Rodrigo Maia diz esperar que sucessor seja ‘de fato comprometido’ com a pasta. Tábata Amaral diz não ter muitas expectativas

 Insatisfeitos com declarações, apoio a protestos antidemocráticos e ações de Abraham Weintraub à frente do Ministério da Educação, parlamentares de diferentes partidos comemoraram sua saída da pasta. É a 12ª troca no ministério de Bolsonaro, que avalia deixar o secretário-executivo como interino do MEC até encontrar novo nome.

O presidente da Câmara, Rodrigo Maia (DEM-RJ), disse que espera um novo ministro “de fato comprometido com a educação”. E reagiu com ironia quando jornalistas informaram que Weintraub iria agora para o Banco Mundial.

— É porque não sabem que ele trabalhou no Banco Votorantim, que quebrou em 2009, e era um dos economistas do banco.

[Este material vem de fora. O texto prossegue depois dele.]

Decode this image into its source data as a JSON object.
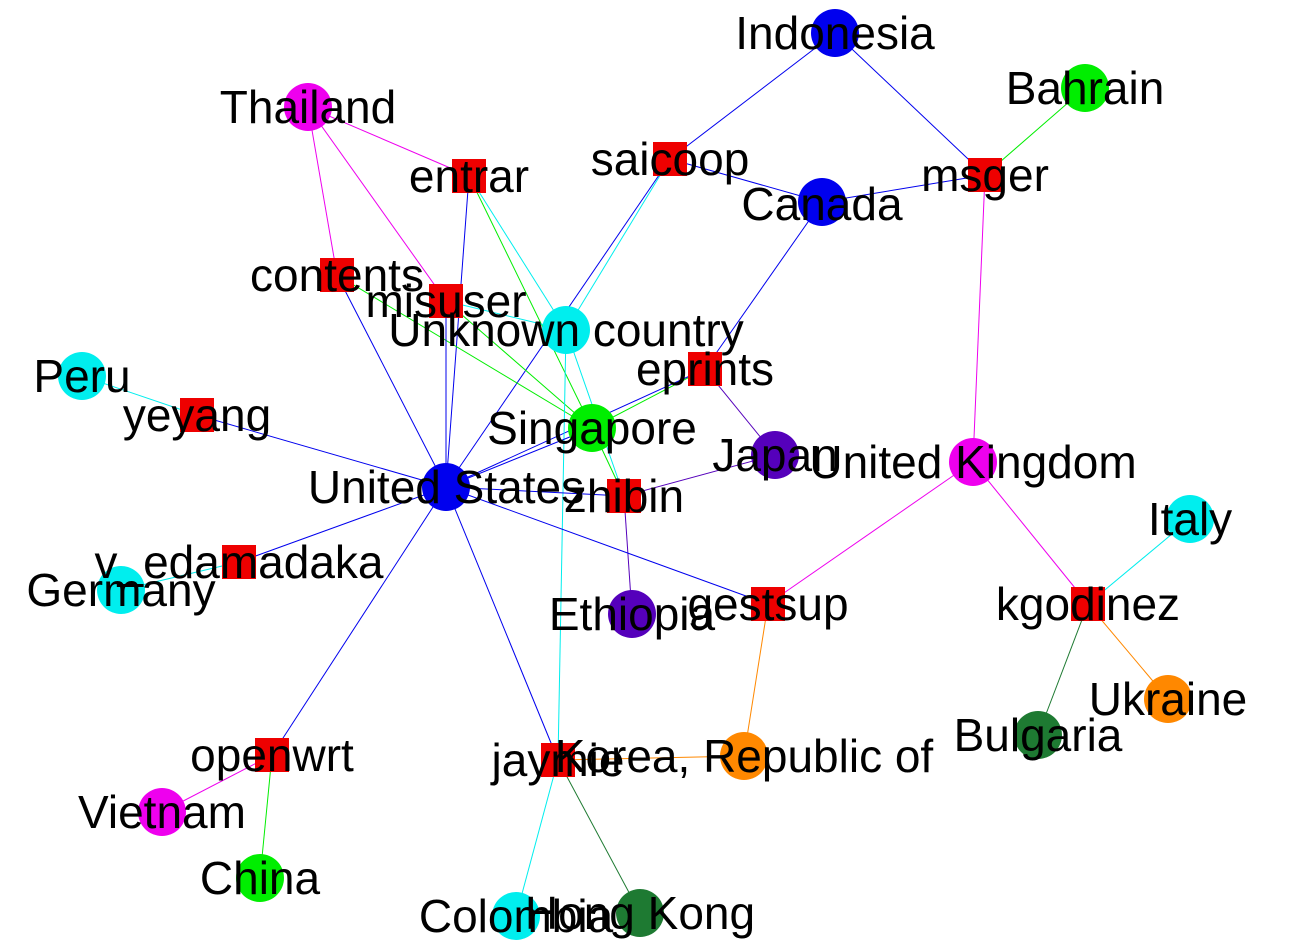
{
  "graph": {
    "countries": [
      {
        "id": "indonesia",
        "label": "Indonesia",
        "color": "#0000ee"
      },
      {
        "id": "bahrain",
        "label": "Bahrain",
        "color": "#00ee00"
      },
      {
        "id": "thailand",
        "label": "Thailand",
        "color": "#ee00ee"
      },
      {
        "id": "canada",
        "label": "Canada",
        "color": "#0000ee"
      },
      {
        "id": "unknown",
        "label": "Unknown country",
        "color": "#00eeee"
      },
      {
        "id": "peru",
        "label": "Peru",
        "color": "#00eeee"
      },
      {
        "id": "singapore",
        "label": "Singapore",
        "color": "#00ee00"
      },
      {
        "id": "japan",
        "label": "Japan",
        "color": "#5500bb"
      },
      {
        "id": "uk",
        "label": "United Kingdom",
        "color": "#ee00ee"
      },
      {
        "id": "us",
        "label": "United States",
        "color": "#0000ee"
      },
      {
        "id": "italy",
        "label": "Italy",
        "color": "#00eeee"
      },
      {
        "id": "germany",
        "label": "Germany",
        "color": "#00eeee"
      },
      {
        "id": "ethiopia",
        "label": "Ethiopia",
        "color": "#5500bb"
      },
      {
        "id": "ukraine",
        "label": "Ukraine",
        "color": "#ff8800"
      },
      {
        "id": "bulgaria",
        "label": "Bulgaria",
        "color": "#1e7a32"
      },
      {
        "id": "korea",
        "label": "Korea, Republic of",
        "color": "#ff8800"
      },
      {
        "id": "vietnam",
        "label": "Vietnam",
        "color": "#ee00ee"
      },
      {
        "id": "china",
        "label": "China",
        "color": "#00ee00"
      },
      {
        "id": "colombia",
        "label": "Colombia",
        "color": "#00eeee"
      },
      {
        "id": "hongkong",
        "label": "Hong Kong",
        "color": "#1e7a32"
      }
    ],
    "users": [
      {
        "id": "saicoop",
        "label": "saicoop"
      },
      {
        "id": "msger",
        "label": "msger"
      },
      {
        "id": "entrar",
        "label": "entrar"
      },
      {
        "id": "contents",
        "label": "contents"
      },
      {
        "id": "misuser",
        "label": "misuser"
      },
      {
        "id": "eprints",
        "label": "eprints"
      },
      {
        "id": "yeyang",
        "label": "yeyang"
      },
      {
        "id": "zhibin",
        "label": "zhibin"
      },
      {
        "id": "vedamadaka",
        "label": "v_edamadaka"
      },
      {
        "id": "gestsup",
        "label": "gestsup"
      },
      {
        "id": "kgodinez",
        "label": "kgodinez"
      },
      {
        "id": "openwrt",
        "label": "openwrt"
      },
      {
        "id": "jaymie",
        "label": "jaymie"
      }
    ],
    "user_color": "#ee0000",
    "edges": [
      {
        "a": "indonesia",
        "b": "saicoop",
        "color": "#0000ee"
      },
      {
        "a": "indonesia",
        "b": "msger",
        "color": "#0000ee"
      },
      {
        "a": "bahrain",
        "b": "msger",
        "color": "#00ee00"
      },
      {
        "a": "saicoop",
        "b": "canada",
        "color": "#0000ee"
      },
      {
        "a": "saicoop",
        "b": "unknown",
        "color": "#00eeee"
      },
      {
        "a": "saicoop",
        "b": "us",
        "color": "#0000ee"
      },
      {
        "a": "canada",
        "b": "msger",
        "color": "#0000ee"
      },
      {
        "a": "msger",
        "b": "uk",
        "color": "#ee00ee"
      },
      {
        "a": "thailand",
        "b": "entrar",
        "color": "#ee00ee"
      },
      {
        "a": "thailand",
        "b": "contents",
        "color": "#ee00ee"
      },
      {
        "a": "thailand",
        "b": "misuser",
        "color": "#ee00ee"
      },
      {
        "a": "entrar",
        "b": "us",
        "color": "#0000ee"
      },
      {
        "a": "entrar",
        "b": "unknown",
        "color": "#00eeee"
      },
      {
        "a": "entrar",
        "b": "singapore",
        "color": "#00ee00"
      },
      {
        "a": "contents",
        "b": "us",
        "color": "#0000ee"
      },
      {
        "a": "contents",
        "b": "singapore",
        "color": "#00ee00"
      },
      {
        "a": "misuser",
        "b": "us",
        "color": "#0000ee"
      },
      {
        "a": "misuser",
        "b": "unknown",
        "color": "#00eeee"
      },
      {
        "a": "misuser",
        "b": "singapore",
        "color": "#00ee00"
      },
      {
        "a": "canada",
        "b": "eprints",
        "color": "#0000ee"
      },
      {
        "a": "eprints",
        "b": "singapore",
        "color": "#00ee00"
      },
      {
        "a": "eprints",
        "b": "japan",
        "color": "#5500bb"
      },
      {
        "a": "eprints",
        "b": "us",
        "color": "#0000ee"
      },
      {
        "a": "peru",
        "b": "yeyang",
        "color": "#00eeee"
      },
      {
        "a": "yeyang",
        "b": "us",
        "color": "#0000ee"
      },
      {
        "a": "unknown",
        "b": "zhibin",
        "color": "#00eeee"
      },
      {
        "a": "unknown",
        "b": "jaymie",
        "color": "#00eeee"
      },
      {
        "a": "singapore",
        "b": "zhibin",
        "color": "#00ee00"
      },
      {
        "a": "singapore",
        "b": "us",
        "color": "#0000ee"
      },
      {
        "a": "us",
        "b": "zhibin",
        "color": "#0000ee"
      },
      {
        "a": "japan",
        "b": "zhibin",
        "color": "#5500bb"
      },
      {
        "a": "zhibin",
        "b": "ethiopia",
        "color": "#5500bb"
      },
      {
        "a": "us",
        "b": "vedamadaka",
        "color": "#0000ee"
      },
      {
        "a": "germany",
        "b": "vedamadaka",
        "color": "#00eeee"
      },
      {
        "a": "us",
        "b": "gestsup",
        "color": "#0000ee"
      },
      {
        "a": "uk",
        "b": "gestsup",
        "color": "#ee00ee"
      },
      {
        "a": "gestsup",
        "b": "korea",
        "color": "#ff8800"
      },
      {
        "a": "uk",
        "b": "kgodinez",
        "color": "#ee00ee"
      },
      {
        "a": "italy",
        "b": "kgodinez",
        "color": "#00eeee"
      },
      {
        "a": "kgodinez",
        "b": "ukraine",
        "color": "#ff8800"
      },
      {
        "a": "kgodinez",
        "b": "bulgaria",
        "color": "#1e7a32"
      },
      {
        "a": "us",
        "b": "openwrt",
        "color": "#0000ee"
      },
      {
        "a": "openwrt",
        "b": "vietnam",
        "color": "#ee00ee"
      },
      {
        "a": "openwrt",
        "b": "china",
        "color": "#00ee00"
      },
      {
        "a": "us",
        "b": "jaymie",
        "color": "#0000ee"
      },
      {
        "a": "jaymie",
        "b": "korea",
        "color": "#ff8800"
      },
      {
        "a": "jaymie",
        "b": "colombia",
        "color": "#00eeee"
      },
      {
        "a": "jaymie",
        "b": "hongkong",
        "color": "#1e7a32"
      }
    ]
  }
}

O líder do PSDB na Câmara, Carlos Sampaio (SP), disse em nota que a situação de Weintraub era “insustentável” após a divulgação do vídeo da reunião ministerial na qual chamou os ministros do Supremo Tribunal Federal de “vagabundos” e a participação em atos antidemocráticos. “O ex-ministro já vinha em um processo de desgaste crescente, particularmente por seus posicionamentos nas redes sociais muitas vezes incompatíveis com a importância do cargo que ocupava”, avaliou.

Líder do Cidadania no Senado, Eliziane Gama (MA) disse que “Abraham Weintraub era o ministro que jamais poderia ter sido ministro”. “Não tinha compostura nem capacidade técnica para ocupar tão importante pasta. Seu único legado é um recado ao governo: a sociedade está farta do radicalismo e de atentados à democracia. O Brasil merece respeito”, escreveu em uma rede social.

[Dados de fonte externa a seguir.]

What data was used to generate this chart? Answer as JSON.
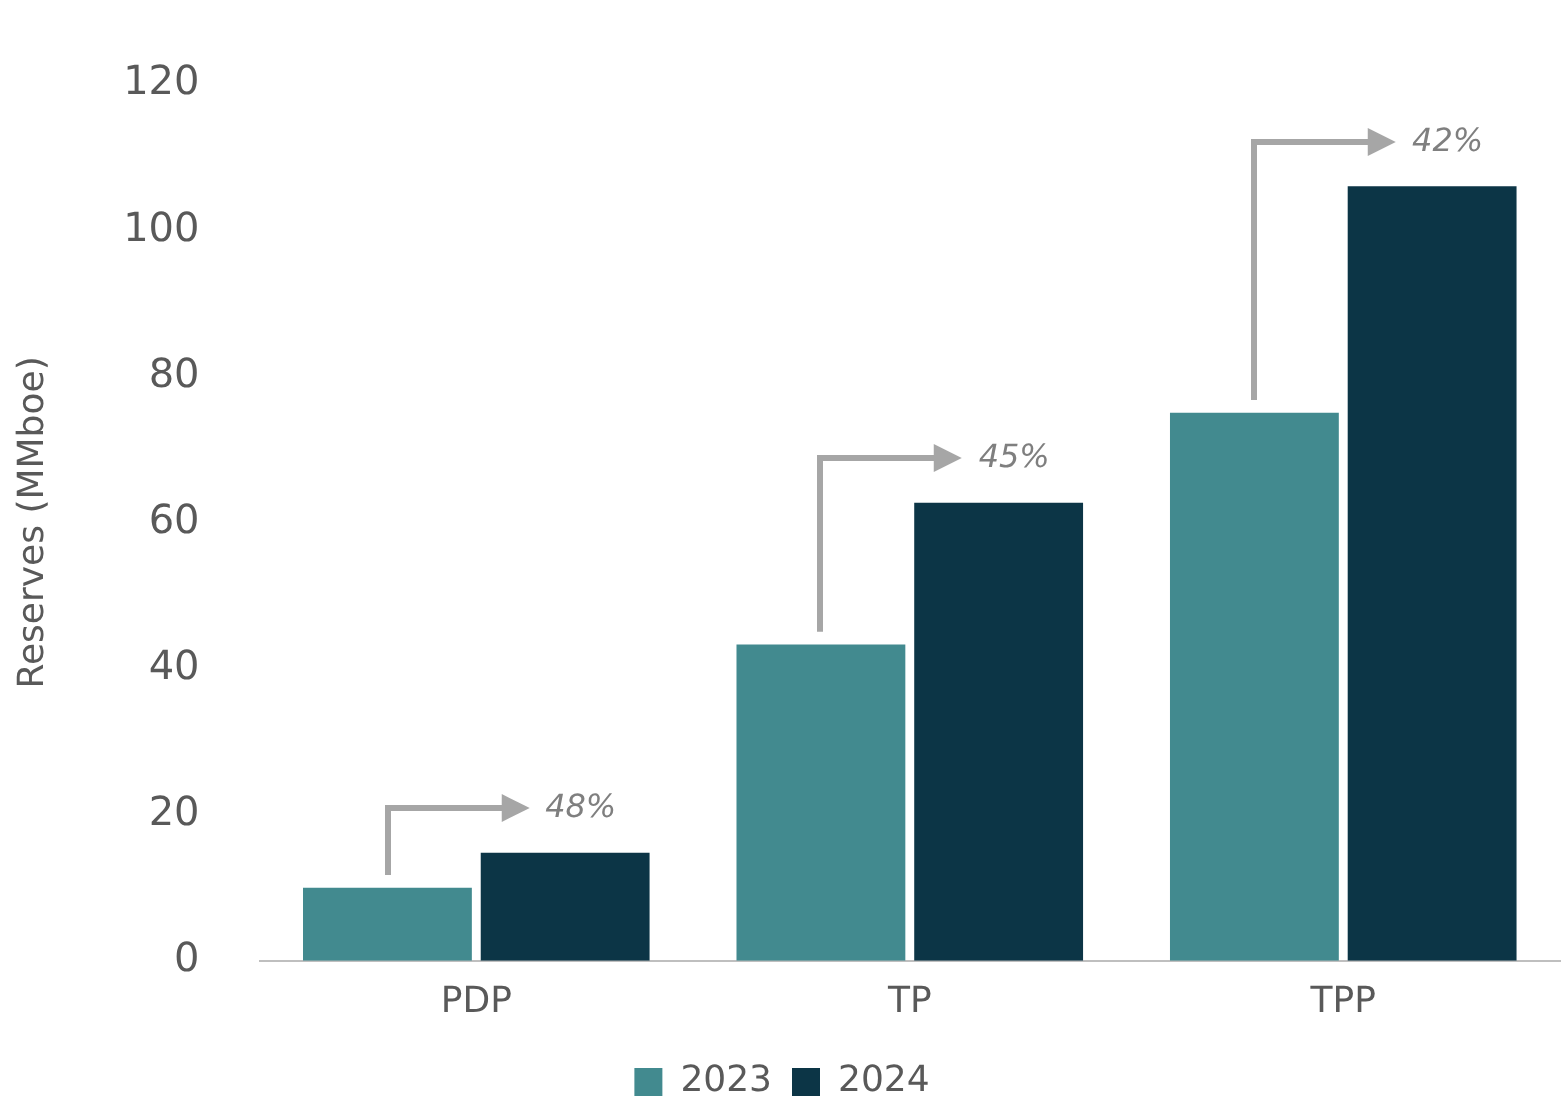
{
  "chart_data": {
    "type": "bar",
    "ylabel": "Reserves (MMboe)",
    "categories": [
      "PDP",
      "TP",
      "TPP"
    ],
    "series": [
      {
        "name": "2023",
        "color": "#428a8f",
        "values": [
          10,
          43.3,
          75
        ]
      },
      {
        "name": "2024",
        "color": "#0c3546",
        "values": [
          14.8,
          62.7,
          106
        ]
      }
    ],
    "ylim": [
      0,
      120
    ],
    "yticks": [
      0,
      20,
      40,
      60,
      80,
      100,
      120
    ],
    "grid": false,
    "legend": "bottom",
    "annotations": [
      "48%",
      "45%",
      "42%"
    ]
  }
}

 Sem ‘ideologias nefastas’

Senador e ex-presidente da República, Fernando Collor (Pros-AL) escreveu que o “Brasil merece um ministro da Educação que tenha a experiência e o conhecimento necessários para conduzir políticas públicas à altura dos desafios que o País enfrenta na área, isentas de ideologias nefastas”.

Já o líder da minoria na Casa, Randolfe Rodrigues (AP), escreveu que Weintraub tem de ser responsabilizado por eventuais crimes.

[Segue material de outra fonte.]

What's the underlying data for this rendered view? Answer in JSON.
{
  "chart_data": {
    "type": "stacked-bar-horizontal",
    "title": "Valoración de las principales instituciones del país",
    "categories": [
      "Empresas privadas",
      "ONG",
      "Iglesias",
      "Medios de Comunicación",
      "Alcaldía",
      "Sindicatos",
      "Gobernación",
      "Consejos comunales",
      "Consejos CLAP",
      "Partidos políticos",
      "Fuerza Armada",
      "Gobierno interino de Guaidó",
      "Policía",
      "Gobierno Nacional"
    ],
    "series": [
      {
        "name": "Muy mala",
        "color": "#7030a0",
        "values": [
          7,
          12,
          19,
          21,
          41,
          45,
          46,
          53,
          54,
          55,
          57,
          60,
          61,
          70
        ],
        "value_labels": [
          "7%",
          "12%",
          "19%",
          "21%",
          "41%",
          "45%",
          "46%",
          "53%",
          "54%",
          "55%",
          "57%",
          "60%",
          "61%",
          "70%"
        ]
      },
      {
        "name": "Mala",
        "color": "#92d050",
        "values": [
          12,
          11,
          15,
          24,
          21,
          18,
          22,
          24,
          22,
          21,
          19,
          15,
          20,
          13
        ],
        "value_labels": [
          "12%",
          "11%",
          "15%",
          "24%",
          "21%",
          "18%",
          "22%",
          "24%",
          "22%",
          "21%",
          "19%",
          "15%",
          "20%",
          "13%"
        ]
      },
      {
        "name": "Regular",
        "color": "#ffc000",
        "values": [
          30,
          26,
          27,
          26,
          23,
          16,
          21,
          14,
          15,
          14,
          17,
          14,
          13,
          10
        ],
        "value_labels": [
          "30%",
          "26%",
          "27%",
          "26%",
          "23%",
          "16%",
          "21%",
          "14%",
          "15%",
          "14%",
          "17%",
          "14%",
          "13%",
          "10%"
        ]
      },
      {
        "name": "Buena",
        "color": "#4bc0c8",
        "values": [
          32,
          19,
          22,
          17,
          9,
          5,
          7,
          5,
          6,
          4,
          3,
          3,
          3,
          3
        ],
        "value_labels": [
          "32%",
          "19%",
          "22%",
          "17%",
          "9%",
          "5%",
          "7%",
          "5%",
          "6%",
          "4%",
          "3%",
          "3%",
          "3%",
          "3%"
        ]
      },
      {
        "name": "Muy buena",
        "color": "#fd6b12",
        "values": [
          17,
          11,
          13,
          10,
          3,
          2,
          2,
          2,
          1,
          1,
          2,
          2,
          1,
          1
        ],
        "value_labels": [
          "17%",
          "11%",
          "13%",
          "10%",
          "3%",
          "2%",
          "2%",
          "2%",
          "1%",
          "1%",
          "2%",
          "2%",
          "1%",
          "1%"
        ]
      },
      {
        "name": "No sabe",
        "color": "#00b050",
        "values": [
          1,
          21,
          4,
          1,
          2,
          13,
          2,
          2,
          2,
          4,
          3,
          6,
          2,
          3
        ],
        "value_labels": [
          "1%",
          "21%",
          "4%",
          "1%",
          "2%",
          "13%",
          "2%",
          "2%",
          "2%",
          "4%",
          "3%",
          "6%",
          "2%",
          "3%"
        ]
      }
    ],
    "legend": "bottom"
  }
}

Coordenador da Comissão Externa de Acompanhamento do MEC na Câmara, João Campos (PSB-PE) comemorou a demissão, mas ponderou que é importante estar atento ao seu sucessor. Já a deputada Tábata Amaral (PDT-SP) afirmou que a saída do ministro era uma “morte anunciada”:

— Os trabalhos da comissão externa da Câmara mostraram que 2019 foi um ano perdido na área e agora mostram a incapacidade do MEC de apontar um caminho durante a pandemia. Não consigo ter expectativas muito grandes com um governo que nunca gostou de educação, mas espero que venha alguém minimamente sério.

A deputada Professora Dorinha Seabra (DEM-TO), relatora do Fundeb na Câmara, disse que a saída de Weintraub do MEC é um alívio. O Fundeb é o principal fundo de financiamento da educação básica do país e só tem validade até este ano.

— Se o Fundeb tivesse contado com o envolvimento do MEC para construção de um texto, provavelmente já teríamos encontrado um cenário mais viável para votá-lo — disse a deputada.